Human Footprints Discovered In Denmark Date Back 5,000 Years

Rare Footprints Discovered In Denmark

Archaeologists in Denmark say they've discovered two extraordinary sets of human footprints dating back 5,000 years.

The first of their kind to be found in Denmark, the footprints may shed light on what life was like for coastal people during the Stone Age.

The prints were recently unearthed as part of an ongoing excavation on the Danish island of Lolland by archaeologists at the Museum Lolland-Falster.

"This is really quite extraordinary, finding footprints from humans," Terje Stafseth, an archaeologist at the museum who helped excavate the prints, said in a written statement. "Normally, what we find is their rubbish in the form of tools and pottery, but here, we suddenly have a completely different type of traces from the past, footprints left by a human being."
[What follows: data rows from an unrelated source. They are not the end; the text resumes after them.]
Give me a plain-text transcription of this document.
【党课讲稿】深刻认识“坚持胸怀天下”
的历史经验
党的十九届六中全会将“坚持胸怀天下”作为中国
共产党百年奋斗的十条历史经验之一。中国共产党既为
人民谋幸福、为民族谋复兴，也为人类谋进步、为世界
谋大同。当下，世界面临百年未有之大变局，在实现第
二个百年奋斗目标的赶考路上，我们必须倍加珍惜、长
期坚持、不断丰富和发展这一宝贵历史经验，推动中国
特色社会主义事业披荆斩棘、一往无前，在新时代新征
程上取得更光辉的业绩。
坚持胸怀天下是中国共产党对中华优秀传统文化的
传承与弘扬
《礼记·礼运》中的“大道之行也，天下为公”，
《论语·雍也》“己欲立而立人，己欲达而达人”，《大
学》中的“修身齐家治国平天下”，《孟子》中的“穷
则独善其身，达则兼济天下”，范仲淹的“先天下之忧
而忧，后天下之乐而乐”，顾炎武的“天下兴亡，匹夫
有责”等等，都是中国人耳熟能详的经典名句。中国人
Story continues below images.
human footprint
Footprint found during the Lolland excavation.

ancient footprint
Set of footprints.

The archaeologists believe the prints were made two fishermen, as one set of prints are larger than the other. The prints were found near a fishing fence that dates to around the same time.

"What seems to have happened was that at some point they were moving out to the [fish fence], perhaps to recover it before a storm," Lars Ewald Jensen, the museum's project manager, told Live Science. "At one of the posts, there are footprints on each side of the post, where someone had been trying to remove it from the sea bottom."

The museum will continue excavating the site for another year or so, according to LiveScience, until construction begins on a new underwater tunnel that will link Lolland to the German island of Fehmarn.